LE théâtre n’est pas un art de la mémoire. De la répétition, oui, mais non pas de la mémoire. Essayez une seconde de les opposer, s’il vous plaît. Le roman, difficile pour lui de ne pas aller du côté de la mémoire, quitte à en revenir. Vous en avez la preuve par Proust. L’épopée, à l’origine du roman, sans doute aussi côté mémoire : Musa, mihi causas memora. (Encore est ce Virgile qui parle, car Homère dit plutôt : chante!).
Mais le théâtre, non. Côté répétition. Et donc aussi côté événement. Côté cour et côté jardin. Au plus près de la rampe, du moins dans tout théâtre où on évite le fond de la scène, sombre et silencieux, romanesque. Dans tout théâtre de toujours. Evidemment, FAUST, les deux FAUST, les deux de Virez et les deux de Grüber (mais non les deux de Goethe), côté Vitez : le FAUST d’Ivry, très simple, et le FAUST de Chaillot, plus compliqué, et côté Grüber : le FAUST-Salpêtrière, très compliqué et le FAUST de l’Odéon, si simple, leurs valises, leurs malles, leurs boîtes, leurs machines, les plis de leurs manteaux ou de leurs rideaux, n’est-ce pas de la mémoire que, commodément, tous ces objets étaient allégoriques ? Je dis non, par principe. Comme un qui n’aime pas la mémoire, et encore moins le roman — à moins qu’il n’efface pour finir la mémoire en retrouvant le Temps, long, travail !
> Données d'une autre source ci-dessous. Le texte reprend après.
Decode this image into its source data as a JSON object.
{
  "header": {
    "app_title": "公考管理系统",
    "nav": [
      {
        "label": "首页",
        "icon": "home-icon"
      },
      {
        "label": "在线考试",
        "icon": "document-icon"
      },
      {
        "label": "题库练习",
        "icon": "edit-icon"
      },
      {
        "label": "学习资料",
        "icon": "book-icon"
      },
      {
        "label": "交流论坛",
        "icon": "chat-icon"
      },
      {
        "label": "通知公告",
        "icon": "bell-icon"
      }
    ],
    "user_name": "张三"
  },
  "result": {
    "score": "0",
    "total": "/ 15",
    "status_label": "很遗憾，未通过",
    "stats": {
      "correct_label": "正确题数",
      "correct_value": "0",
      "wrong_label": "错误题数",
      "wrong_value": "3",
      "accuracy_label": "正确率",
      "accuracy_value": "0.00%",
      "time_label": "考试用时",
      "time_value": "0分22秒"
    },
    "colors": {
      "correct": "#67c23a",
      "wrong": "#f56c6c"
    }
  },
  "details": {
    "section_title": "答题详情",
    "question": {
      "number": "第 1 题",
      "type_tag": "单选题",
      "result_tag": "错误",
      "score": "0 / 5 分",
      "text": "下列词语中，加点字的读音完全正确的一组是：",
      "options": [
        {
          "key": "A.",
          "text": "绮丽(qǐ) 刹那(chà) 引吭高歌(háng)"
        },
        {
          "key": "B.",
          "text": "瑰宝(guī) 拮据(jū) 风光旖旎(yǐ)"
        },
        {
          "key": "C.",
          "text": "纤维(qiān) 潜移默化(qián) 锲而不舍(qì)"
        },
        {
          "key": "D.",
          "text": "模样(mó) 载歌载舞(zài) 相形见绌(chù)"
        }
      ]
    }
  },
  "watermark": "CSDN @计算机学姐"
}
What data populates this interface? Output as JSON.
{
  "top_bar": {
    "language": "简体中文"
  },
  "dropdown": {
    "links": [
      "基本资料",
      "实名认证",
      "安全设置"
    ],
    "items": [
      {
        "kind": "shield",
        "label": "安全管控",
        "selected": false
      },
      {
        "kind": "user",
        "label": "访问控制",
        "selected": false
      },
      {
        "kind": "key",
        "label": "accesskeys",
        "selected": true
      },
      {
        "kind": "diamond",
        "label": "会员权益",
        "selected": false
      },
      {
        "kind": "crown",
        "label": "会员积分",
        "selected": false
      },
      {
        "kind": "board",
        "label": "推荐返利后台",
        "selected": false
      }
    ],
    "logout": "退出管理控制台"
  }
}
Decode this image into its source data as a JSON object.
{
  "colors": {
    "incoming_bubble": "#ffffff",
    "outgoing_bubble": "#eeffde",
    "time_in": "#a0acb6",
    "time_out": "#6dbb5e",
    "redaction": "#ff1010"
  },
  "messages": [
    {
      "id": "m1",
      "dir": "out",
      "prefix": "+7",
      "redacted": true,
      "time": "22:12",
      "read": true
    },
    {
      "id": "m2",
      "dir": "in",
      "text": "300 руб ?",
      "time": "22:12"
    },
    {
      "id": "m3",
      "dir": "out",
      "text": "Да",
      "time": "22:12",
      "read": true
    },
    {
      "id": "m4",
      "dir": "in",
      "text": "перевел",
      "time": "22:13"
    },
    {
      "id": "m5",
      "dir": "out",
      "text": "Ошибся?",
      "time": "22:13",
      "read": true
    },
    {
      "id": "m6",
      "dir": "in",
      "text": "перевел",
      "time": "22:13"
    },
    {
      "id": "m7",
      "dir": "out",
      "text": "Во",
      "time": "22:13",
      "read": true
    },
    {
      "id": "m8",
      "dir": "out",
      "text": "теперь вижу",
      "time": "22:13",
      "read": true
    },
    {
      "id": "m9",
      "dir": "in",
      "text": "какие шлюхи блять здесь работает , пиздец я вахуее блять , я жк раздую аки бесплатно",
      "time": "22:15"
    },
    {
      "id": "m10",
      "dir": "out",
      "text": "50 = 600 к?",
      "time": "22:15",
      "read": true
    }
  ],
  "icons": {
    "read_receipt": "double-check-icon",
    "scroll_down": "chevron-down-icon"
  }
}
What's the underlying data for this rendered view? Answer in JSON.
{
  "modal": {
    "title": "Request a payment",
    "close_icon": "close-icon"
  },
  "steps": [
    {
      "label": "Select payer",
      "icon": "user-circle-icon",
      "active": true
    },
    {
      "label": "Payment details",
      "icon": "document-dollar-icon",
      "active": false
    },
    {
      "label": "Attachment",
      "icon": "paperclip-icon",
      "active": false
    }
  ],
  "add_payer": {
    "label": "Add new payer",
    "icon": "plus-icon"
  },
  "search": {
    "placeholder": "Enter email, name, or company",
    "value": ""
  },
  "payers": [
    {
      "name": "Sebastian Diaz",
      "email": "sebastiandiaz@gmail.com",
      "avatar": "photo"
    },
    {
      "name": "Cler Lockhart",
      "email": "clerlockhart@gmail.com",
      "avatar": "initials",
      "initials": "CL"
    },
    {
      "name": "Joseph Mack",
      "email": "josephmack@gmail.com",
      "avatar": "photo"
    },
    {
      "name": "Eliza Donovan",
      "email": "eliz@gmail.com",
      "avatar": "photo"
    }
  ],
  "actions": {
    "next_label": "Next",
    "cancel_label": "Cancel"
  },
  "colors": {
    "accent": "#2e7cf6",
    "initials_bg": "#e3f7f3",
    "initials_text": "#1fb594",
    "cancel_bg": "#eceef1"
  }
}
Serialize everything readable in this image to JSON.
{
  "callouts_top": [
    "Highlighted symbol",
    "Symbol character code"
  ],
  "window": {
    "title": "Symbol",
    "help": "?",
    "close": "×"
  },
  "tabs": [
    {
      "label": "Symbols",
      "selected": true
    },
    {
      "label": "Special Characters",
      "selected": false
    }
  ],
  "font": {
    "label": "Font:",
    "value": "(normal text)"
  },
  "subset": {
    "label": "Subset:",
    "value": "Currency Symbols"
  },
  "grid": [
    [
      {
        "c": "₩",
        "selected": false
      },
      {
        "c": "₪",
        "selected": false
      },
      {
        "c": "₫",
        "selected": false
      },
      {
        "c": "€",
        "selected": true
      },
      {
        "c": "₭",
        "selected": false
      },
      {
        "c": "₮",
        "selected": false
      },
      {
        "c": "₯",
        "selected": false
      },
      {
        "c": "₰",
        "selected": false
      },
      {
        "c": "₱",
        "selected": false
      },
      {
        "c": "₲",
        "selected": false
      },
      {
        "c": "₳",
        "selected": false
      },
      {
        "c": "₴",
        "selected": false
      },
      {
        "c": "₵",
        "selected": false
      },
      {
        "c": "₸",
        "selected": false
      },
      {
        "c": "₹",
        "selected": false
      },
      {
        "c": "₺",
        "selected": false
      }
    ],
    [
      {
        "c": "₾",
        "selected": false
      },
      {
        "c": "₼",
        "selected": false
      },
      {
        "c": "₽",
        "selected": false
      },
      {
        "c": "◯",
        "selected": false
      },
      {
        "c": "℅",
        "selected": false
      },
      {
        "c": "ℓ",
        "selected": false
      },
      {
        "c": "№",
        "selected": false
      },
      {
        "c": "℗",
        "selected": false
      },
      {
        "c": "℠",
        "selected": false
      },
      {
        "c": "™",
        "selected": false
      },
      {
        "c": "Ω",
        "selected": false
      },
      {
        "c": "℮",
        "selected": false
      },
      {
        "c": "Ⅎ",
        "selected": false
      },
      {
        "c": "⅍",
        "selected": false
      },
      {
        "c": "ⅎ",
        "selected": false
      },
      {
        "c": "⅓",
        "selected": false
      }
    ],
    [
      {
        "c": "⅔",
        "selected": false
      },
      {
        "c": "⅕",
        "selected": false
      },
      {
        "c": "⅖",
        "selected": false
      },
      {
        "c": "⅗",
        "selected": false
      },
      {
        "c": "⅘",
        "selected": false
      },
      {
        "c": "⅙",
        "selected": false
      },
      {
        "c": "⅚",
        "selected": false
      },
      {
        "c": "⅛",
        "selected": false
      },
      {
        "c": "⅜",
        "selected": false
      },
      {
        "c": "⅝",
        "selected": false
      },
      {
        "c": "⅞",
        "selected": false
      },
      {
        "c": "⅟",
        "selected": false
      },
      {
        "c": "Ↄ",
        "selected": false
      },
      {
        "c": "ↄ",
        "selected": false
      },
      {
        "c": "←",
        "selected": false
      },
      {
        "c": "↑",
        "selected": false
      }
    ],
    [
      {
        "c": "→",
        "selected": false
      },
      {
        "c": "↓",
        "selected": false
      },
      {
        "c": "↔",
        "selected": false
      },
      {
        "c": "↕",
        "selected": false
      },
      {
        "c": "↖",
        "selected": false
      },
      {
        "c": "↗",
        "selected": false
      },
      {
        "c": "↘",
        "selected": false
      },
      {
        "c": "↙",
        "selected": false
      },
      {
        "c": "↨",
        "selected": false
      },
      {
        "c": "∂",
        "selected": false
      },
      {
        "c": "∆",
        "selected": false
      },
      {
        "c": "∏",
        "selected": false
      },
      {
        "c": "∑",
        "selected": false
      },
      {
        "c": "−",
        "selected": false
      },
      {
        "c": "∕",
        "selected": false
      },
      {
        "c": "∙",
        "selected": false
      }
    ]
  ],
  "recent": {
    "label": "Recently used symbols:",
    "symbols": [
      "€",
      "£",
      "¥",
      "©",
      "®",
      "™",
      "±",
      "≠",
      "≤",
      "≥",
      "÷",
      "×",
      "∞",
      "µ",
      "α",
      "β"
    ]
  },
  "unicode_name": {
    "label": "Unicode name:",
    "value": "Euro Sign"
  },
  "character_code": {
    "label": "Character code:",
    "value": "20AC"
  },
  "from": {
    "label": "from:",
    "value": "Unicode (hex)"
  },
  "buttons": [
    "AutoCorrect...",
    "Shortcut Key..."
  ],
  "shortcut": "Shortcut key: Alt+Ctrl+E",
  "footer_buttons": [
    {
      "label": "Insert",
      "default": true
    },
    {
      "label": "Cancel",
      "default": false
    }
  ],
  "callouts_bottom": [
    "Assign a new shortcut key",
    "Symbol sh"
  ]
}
Mais d’abord Goethe. Faust vieux devient jeune, il ne le redevient pas. Il a seulement inversé l’ordre ordinaire : il est jeune après vieux, mais il n’y a nulle machine à remonter le temps. Les autres, eux, continuent à vieillir sans problème.
À Ivry, tout habillé, Antoine Vitez rentrait dans sa malle. A Chaillot, tout nu, il sortait de sa malle. Il songeait, à Ivry, à ces malles que les enfants ouvrent dans le grenier ; à Chaillot, on songeait à la malle comme à une boîte de Pandore d’où sortirait l’homme parfait de Léonard de Vinci. Enfance, naissance, dans les deux cas, car si la malle est la mémoire des vieux, pour les enfants, elle n’est que boîte à surprise, ou comme ces boîtes à Silènes dont parle le bel Alcibiade à propos du laid Socrate et qui contiennent de belles figurines de dieux.
À la Salpêtrière, les boîtes ou machines à sous qui représentaient la fabrication des assignats à la Cour de l’Empereur (était-ce bien cela, ma mémoire me fait défaut ?), c’étaient avant tout des machines de théâtre, évoquant la vie d’aujourd’hui, l’argent, les stands d’une exposition. Ensuite, au fond de la même salle, bien sûr, le pèlerinage aux Mères, qui sont, paraît-il, les formes primordiales plutôt que la mémoire, mais dont le théâtre a de toute façon horreur, puisque Faust dit : « Les Mères ! Les Mères ! ‑cela sonne de manière si étrange ! »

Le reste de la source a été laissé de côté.